According to FirstEnergy’s admission to federal prosecutors, Randazzo entered a “consulting agreement” with the company in 2013. While lobbyists and lawyers who appear in court for clients must disclose who they’re representing, consultants are spared such scrutiny. By 2015, FirstEnergy said it beefed up its consulting contract with Randazzo “in exchange” for IEU withdrawing its opposition to a PUCO case that allowed FirstEnergy to pass on hundreds of millions in charges to its customers.

On May 28 of that year, Randazzo wrote a letter withdrawing IEU’s opposition to a new electricity sales plan from FirstEnergy under the PUCO’s review. He said IEU wouldn’t call any witnesses and withdrew prior testimony from its members against the proposal.

Similarly, in 2013, Duke Energy customers sued the utility for allegedly providing for such side deals. A deposition from a Duke official, referenced in the dossier, notes a $100,000 payment to IEU amid the arrangement. In 2018, a similar settlement brokered with American Electric Power granted IEU a similar $8 million settlement, according to Columbus Business First.

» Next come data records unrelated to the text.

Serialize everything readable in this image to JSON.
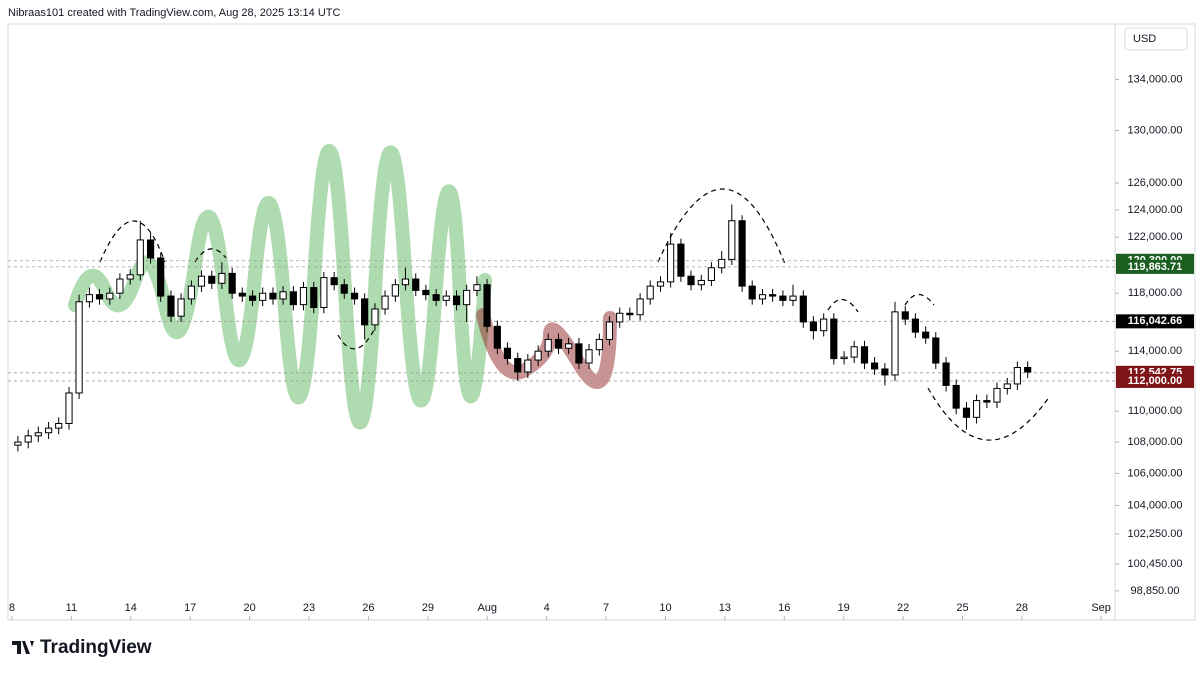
{
  "chart_data": {
    "type": "candlestick",
    "header": "Nibraas101 created with TradingView.com, Aug 28, 2025 13:14 UTC",
    "currency": "USD",
    "logo": "TradingView",
    "log_scale": true,
    "up_color": "#ffffff",
    "down_color": "#000000",
    "wick_color": "#000000",
    "xlim": [
      -0.2,
      55.7
    ],
    "ylim": [
      97150,
      138500
    ],
    "xticks": [
      {
        "value": 0,
        "label": "8"
      },
      {
        "value": 3,
        "label": "11"
      },
      {
        "value": 6,
        "label": "14"
      },
      {
        "value": 9,
        "label": "17"
      },
      {
        "value": 12,
        "label": "20"
      },
      {
        "value": 15,
        "label": "23"
      },
      {
        "value": 18,
        "label": "26"
      },
      {
        "value": 21,
        "label": "29"
      },
      {
        "value": 24,
        "label": "Aug"
      },
      {
        "value": 27,
        "label": "4"
      },
      {
        "value": 30,
        "label": "7"
      },
      {
        "value": 33,
        "label": "10"
      },
      {
        "value": 36,
        "label": "13"
      },
      {
        "value": 39,
        "label": "16"
      },
      {
        "value": 42,
        "label": "19"
      },
      {
        "value": 45,
        "label": "22"
      },
      {
        "value": 48,
        "label": "25"
      },
      {
        "value": 51,
        "label": "28"
      },
      {
        "value": 55,
        "label": "Sep"
      }
    ],
    "yticks": [
      {
        "value": 134000,
        "label": "134,000.00"
      },
      {
        "value": 130000,
        "label": "130,000.00"
      },
      {
        "value": 126000,
        "label": "126,000.00"
      },
      {
        "value": 124000,
        "label": "124,000.00"
      },
      {
        "value": 122000,
        "label": "122,000.00"
      },
      {
        "value": 118000,
        "label": "118,000.00"
      },
      {
        "value": 114000,
        "label": "114,000.00"
      },
      {
        "value": 110000,
        "label": "110,000.00"
      },
      {
        "value": 108000,
        "label": "108,000.00"
      },
      {
        "value": 106000,
        "label": "106,000.00"
      },
      {
        "value": 104000,
        "label": "104,000.00"
      },
      {
        "value": 102250,
        "label": "102,250.00"
      },
      {
        "value": 100450,
        "label": "100,450.00"
      },
      {
        "value": 98850,
        "label": "98,850.00"
      }
    ],
    "price_labels": [
      {
        "value": 120300,
        "label": "120,300.00",
        "color": "#1b5e20"
      },
      {
        "value": 119863.71,
        "label": "119,863.71",
        "color": "#1b5e20"
      },
      {
        "value": 116042.66,
        "label": "116,042.66",
        "color": "#000000"
      },
      {
        "value": 112542.75,
        "label": "112,542.75",
        "color": "#7f1418"
      },
      {
        "value": 112000,
        "label": "112,000.00",
        "color": "#7f1418"
      }
    ],
    "x": [
      0.3,
      0.82,
      1.33,
      1.85,
      2.36,
      2.88,
      3.39,
      3.91,
      4.42,
      4.94,
      5.45,
      5.97,
      6.48,
      7.0,
      7.51,
      8.03,
      8.54,
      9.06,
      9.57,
      10.09,
      10.6,
      11.12,
      11.63,
      12.15,
      12.66,
      13.18,
      13.69,
      14.21,
      14.72,
      15.24,
      15.75,
      16.27,
      16.78,
      17.3,
      17.81,
      18.33,
      18.84,
      19.36,
      19.87,
      20.39,
      20.9,
      21.42,
      21.93,
      22.45,
      22.96,
      23.48,
      23.99,
      24.51,
      25.02,
      25.54,
      26.05,
      26.57,
      27.08,
      27.6,
      28.11,
      28.63,
      29.14,
      29.66,
      30.17,
      30.69,
      31.2,
      31.72,
      32.23,
      32.75,
      33.26,
      33.78,
      34.29,
      34.81,
      35.32,
      35.84,
      36.35,
      36.87,
      37.38,
      37.9,
      38.41,
      38.93,
      39.44,
      39.96,
      40.47,
      40.99,
      41.5,
      42.02,
      42.53,
      43.05,
      43.56,
      44.08,
      44.59,
      45.11,
      45.62,
      46.14,
      46.65,
      47.17,
      47.68,
      48.2,
      48.71,
      49.23,
      49.74,
      50.26,
      50.77,
      51.29
    ],
    "open": [
      107800,
      108000,
      108400,
      108600,
      108900,
      109200,
      111200,
      117400,
      117900,
      117600,
      118000,
      119000,
      119300,
      121800,
      120500,
      117800,
      116400,
      117600,
      118500,
      119200,
      118700,
      119400,
      118000,
      117800,
      117500,
      118000,
      117600,
      118100,
      117200,
      118400,
      117000,
      119100,
      118600,
      118000,
      117600,
      115800,
      116900,
      117800,
      118600,
      119000,
      118200,
      117900,
      117500,
      117800,
      117200,
      118200,
      118600,
      115700,
      114200,
      113500,
      112600,
      113400,
      114000,
      114800,
      114200,
      114500,
      113200,
      114100,
      114800,
      116000,
      116600,
      116500,
      117600,
      118500,
      118800,
      121500,
      119200,
      118600,
      118900,
      119800,
      120400,
      123200,
      118500,
      117600,
      117900,
      117800,
      117500,
      117800,
      116000,
      115400,
      116200,
      113500,
      113600,
      114300,
      113200,
      112800,
      112400,
      116700,
      116200,
      115300,
      114900,
      113200,
      111700,
      110200,
      109600,
      110700,
      110600,
      111500,
      111800,
      112900
    ],
    "high": [
      108400,
      108800,
      109000,
      109300,
      109600,
      111600,
      117900,
      118400,
      118300,
      118400,
      119400,
      119700,
      123200,
      122300,
      120900,
      118200,
      118000,
      118900,
      119600,
      119600,
      120200,
      119800,
      118400,
      118200,
      118400,
      118400,
      118500,
      118500,
      118800,
      118800,
      119500,
      119500,
      119000,
      118400,
      118000,
      117300,
      118200,
      119000,
      119800,
      119400,
      118600,
      118300,
      118200,
      118200,
      118600,
      119200,
      119000,
      116100,
      114600,
      113900,
      113800,
      114400,
      115200,
      115200,
      114900,
      114900,
      114500,
      115200,
      116400,
      117000,
      117000,
      118000,
      118900,
      119200,
      122300,
      121900,
      119600,
      119300,
      120200,
      121000,
      124400,
      123600,
      118900,
      118300,
      118300,
      118200,
      118600,
      118200,
      116400,
      116600,
      116600,
      114000,
      114700,
      114700,
      113600,
      113200,
      117400,
      117100,
      116600,
      115700,
      115300,
      113600,
      112100,
      110600,
      111100,
      111100,
      111900,
      112200,
      113300,
      113300
    ],
    "low": [
      107400,
      107600,
      108000,
      108200,
      108500,
      108800,
      110800,
      117000,
      117200,
      117200,
      117600,
      118600,
      118900,
      120100,
      117400,
      116000,
      116000,
      117200,
      118100,
      118300,
      118300,
      117600,
      117400,
      117100,
      117100,
      117200,
      117200,
      116800,
      116800,
      116600,
      116600,
      118200,
      117600,
      117200,
      114800,
      115400,
      116500,
      117400,
      118200,
      117800,
      117500,
      117100,
      117100,
      116800,
      116000,
      117800,
      115300,
      113800,
      113100,
      112000,
      112200,
      113000,
      113600,
      113800,
      113800,
      112800,
      112800,
      113700,
      114400,
      115600,
      116100,
      116100,
      117200,
      118100,
      118400,
      118800,
      118200,
      118200,
      118500,
      119400,
      120000,
      118100,
      117200,
      117200,
      117400,
      117100,
      117100,
      115600,
      114800,
      115000,
      113100,
      113100,
      113200,
      112800,
      112400,
      111700,
      112000,
      115800,
      114900,
      114500,
      112800,
      111300,
      109800,
      108800,
      109200,
      110200,
      110200,
      111100,
      111400,
      112200
    ],
    "close": [
      108000,
      108400,
      108600,
      108900,
      109200,
      111200,
      117400,
      117900,
      117600,
      118000,
      119000,
      119300,
      121800,
      120500,
      117800,
      116400,
      117600,
      118500,
      119200,
      118700,
      119400,
      118000,
      117800,
      117500,
      118000,
      117600,
      118100,
      117200,
      118400,
      117000,
      119100,
      118600,
      118000,
      117600,
      115800,
      116900,
      117800,
      118600,
      119000,
      118200,
      117900,
      117500,
      117800,
      117200,
      118200,
      118600,
      115700,
      114200,
      113500,
      112600,
      113400,
      114000,
      114800,
      114200,
      114500,
      113200,
      114100,
      114800,
      116000,
      116600,
      116500,
      117600,
      118500,
      118800,
      121500,
      119200,
      118600,
      118900,
      119800,
      120400,
      123200,
      118500,
      117600,
      117900,
      117800,
      117500,
      117800,
      116000,
      115400,
      116200,
      113500,
      113600,
      114300,
      113200,
      112800,
      112400,
      116700,
      116200,
      115300,
      114900,
      113200,
      111700,
      110200,
      109600,
      110700,
      110600,
      111500,
      111800,
      112900,
      112600
    ]
  }
}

It’s unclear to what extent IEU or its members were aware that Randazzo, IEU’s general counsel, was also receiving money from FirstEnergy, a sometimes-adversarial party. Matthew Pritchard, IEU’s current general counsel, declined to comment.

Electric costs are a zero-sum game in this context, according to Neil Waggoner, an environmental activist with the Sierra Club’s Beyond Coal campaign. Better deals for big customers mean bigger costs for residential ones.

“[Randazzo] had all this influence because he knew the stuff — he was active, and around this for a long time,” Waggoner said. “It was always known that he was hostile to clean energy.”

On some occasions, Randazzo literally shared the stage with the industry. He appeared on a panel: “Powering the Future of Ohio’s Economy,” in 2018, alongside executives from Dynegy Inc., FirstEnergy, AEP, Duke Energy, and AES Ohio.

After Randazzo ascended to the PUCO chairmanship, he helped write HB 6 — legislation FirstEnergy admitted paying $60 million into as a bribe to a nonprofit controlled by House Speaker Larry Householder. Householder has pleaded not guilty to a charge of racketeering and awaits trial next year.